There are so many things that remind me of Leif, of his life, of the things he said, the things he loved, the places he lived and visited. I just returned from a Caribbean cruise that visited San Juan and St. Thomas. We lived at Fort Buchanan in San Juan for two years, during Leif's sophomore and junior years of high school, where he attended Antilles High School. I've written about him during those years on this blog. They were good years for Leif, years when he blossomed in many ways. I hadn't been back to Puerto Rico since we left in 1992, and each place I walked in Old San Juan was a place I'd walked with Leif many times. I remembered him there, remembered the times we took him with us out to dinner, the visits to El Morro fortress, the trip to the Bacardi Rum Factory, the trip to El Yunque Rain Forest, swimming at Luquillo Beach, sailing to Vieques, and so much more. How I wish I'd been able to take him back there again.

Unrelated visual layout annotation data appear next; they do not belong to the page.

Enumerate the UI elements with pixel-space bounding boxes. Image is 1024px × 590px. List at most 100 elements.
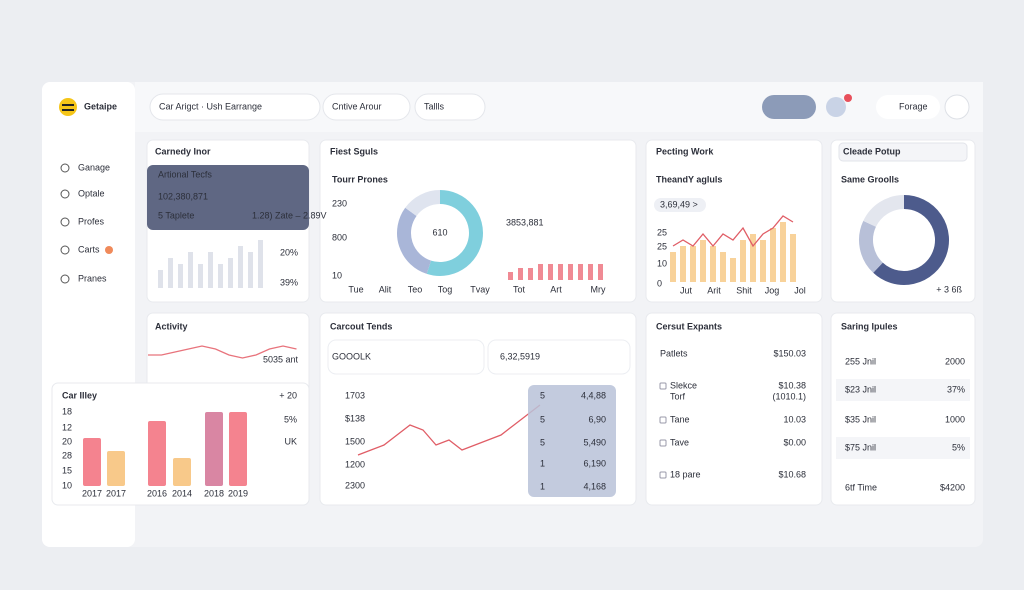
y-tick-label: 10: [332, 270, 342, 280]
bar: [148, 421, 166, 486]
line: [672, 215, 794, 248]
value-pill: [327, 339, 485, 375]
checkbox: [659, 439, 667, 447]
table-cell: 5: [540, 414, 545, 424]
bar: [83, 438, 101, 486]
y-tick-label: 12: [62, 422, 72, 432]
card-title: Cersut Expants: [656, 321, 722, 331]
menu-pill[interactable]: [414, 93, 486, 121]
y-tick-label: 230: [332, 198, 347, 208]
card: [830, 312, 976, 506]
bar: [168, 258, 173, 288]
x-tick-label: Jut: [680, 285, 693, 295]
bar: [208, 252, 213, 288]
row-label: 18 pare: [670, 469, 701, 479]
bar: [258, 240, 263, 288]
nav-item[interactable]: Carts: [78, 244, 100, 254]
bar: [670, 252, 676, 282]
card-title: Car Illey: [62, 390, 97, 400]
menu[interactable]: Tallls: [424, 101, 445, 111]
row-label: 6tf Time: [845, 482, 877, 492]
toggle[interactable]: [762, 95, 816, 119]
x-tick-label: Alit: [379, 284, 392, 294]
bar: [107, 451, 125, 486]
donut-segment: [397, 207, 432, 274]
table-cell: 5,490: [583, 437, 606, 447]
donut-segment: [873, 195, 949, 285]
nav-item[interactable]: Ganage: [78, 162, 110, 172]
nav-badge: [105, 246, 113, 254]
note: 5035 ant: [263, 354, 299, 364]
y-tick-label: 28: [62, 450, 72, 460]
nav-item[interactable]: Profes: [78, 216, 105, 226]
note: UK: [284, 436, 297, 446]
x-tick-label: Mry: [591, 284, 606, 294]
donut-segment: [405, 190, 441, 217]
x-tick-label: 2016: [147, 488, 167, 498]
line: [357, 404, 541, 456]
kpi-subtitle: Artional Tecfs: [158, 169, 212, 179]
table-cell: 4,4,88: [581, 390, 606, 400]
bar: [568, 264, 573, 280]
bar: [680, 246, 686, 282]
menu-pill[interactable]: [149, 93, 321, 121]
x-tick-label: 2019: [228, 488, 248, 498]
nav-item[interactable]: Optale: [78, 188, 105, 198]
badge: [654, 198, 706, 212]
donut-segment: [863, 195, 905, 228]
row-label: Torf: [670, 391, 686, 401]
x-tick-label: 2017: [82, 488, 102, 498]
x-tick-label: Arit: [707, 285, 721, 295]
y-tick-label: 0: [657, 278, 662, 288]
x-tick-label: Tot: [513, 284, 526, 294]
bar: [578, 264, 583, 280]
checkbox: [659, 416, 667, 424]
menu-pill[interactable]: [322, 93, 411, 121]
note: 39%: [280, 277, 298, 287]
y-tick-label: 800: [332, 232, 347, 242]
table-cell: 1: [540, 458, 545, 468]
note: 5%: [284, 414, 297, 424]
bar: [750, 234, 756, 282]
table-cell: 6,190: [583, 458, 606, 468]
row-value: $0.00: [783, 437, 806, 447]
bar: [780, 222, 786, 282]
kpi-value: 6,32,5919: [500, 351, 540, 361]
icon-button[interactable]: [944, 94, 970, 120]
logo: [59, 98, 77, 116]
table-cell: 5: [540, 437, 545, 447]
bar: [518, 268, 523, 280]
row-label: 255 Jnil: [845, 356, 876, 366]
bar: [538, 264, 543, 280]
menu[interactable]: Cntive Arour: [332, 101, 382, 111]
user-name[interactable]: Forage: [899, 101, 928, 111]
bar: [740, 240, 746, 282]
x-tick-label: 2018: [204, 488, 224, 498]
row-label: $23 Jnil: [845, 384, 876, 394]
y-tick-label: 1500: [345, 436, 365, 446]
avatar: [826, 97, 846, 117]
y-tick-label: $138: [345, 413, 365, 423]
y-tick-label: 25: [657, 241, 667, 251]
row-label: $75 Jnil: [845, 442, 876, 452]
y-tick-label: 1200: [345, 459, 365, 469]
row-value: 2000: [945, 356, 965, 366]
card-title: Fiest Sguls: [330, 146, 378, 156]
bar: [508, 272, 513, 280]
row-value: (1010.1): [772, 391, 806, 401]
user-pill[interactable]: [876, 95, 940, 119]
row-value: $150.03: [773, 348, 806, 358]
row-value: $10.38: [778, 380, 806, 390]
row-value: 5%: [952, 442, 965, 452]
bar: [205, 412, 223, 486]
bar: [548, 264, 553, 280]
big-value: 3853,881: [506, 217, 544, 227]
nav-item[interactable]: Pranes: [78, 273, 107, 283]
y-tick-label: 18: [62, 406, 72, 416]
bar: [598, 264, 603, 280]
bar: [178, 264, 183, 288]
nav-icon: [60, 245, 70, 255]
menu[interactable]: Car Arigct · Ush Earrange: [159, 101, 262, 111]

We visited St. Thomas, too, and I remember climbing the hill to have lunch at Blackbeard's Castle, the place I saw this t-shirt. The restaurant is now gone, replaced by a gift shop and a bar, but the view is still spectacular, now "graced" with statues of famous pirates. Leif would have gotten a kick out of the story of Blackbeard, a man Leif's size who was a giant in his time, when the average man was 5' 2". He wore 6 pistols across his chest and would put cannon fuses in his hair and light them, then jump on to a ship with his hair on fire, yelling at the top of his lungs, and scare the daylights out of the crew of his victim vessel. They say he had little need of his guns to intimidate them. Leif would have loved hearing that.

I think that Puerto Rico and the Caribbean was the closest place to a home where Leif really felt AT home, where, after an initial series of difficulties, he made good friends, had an active social life, fell in love the first time, and loved the climate and culture. I am grateful he had those years.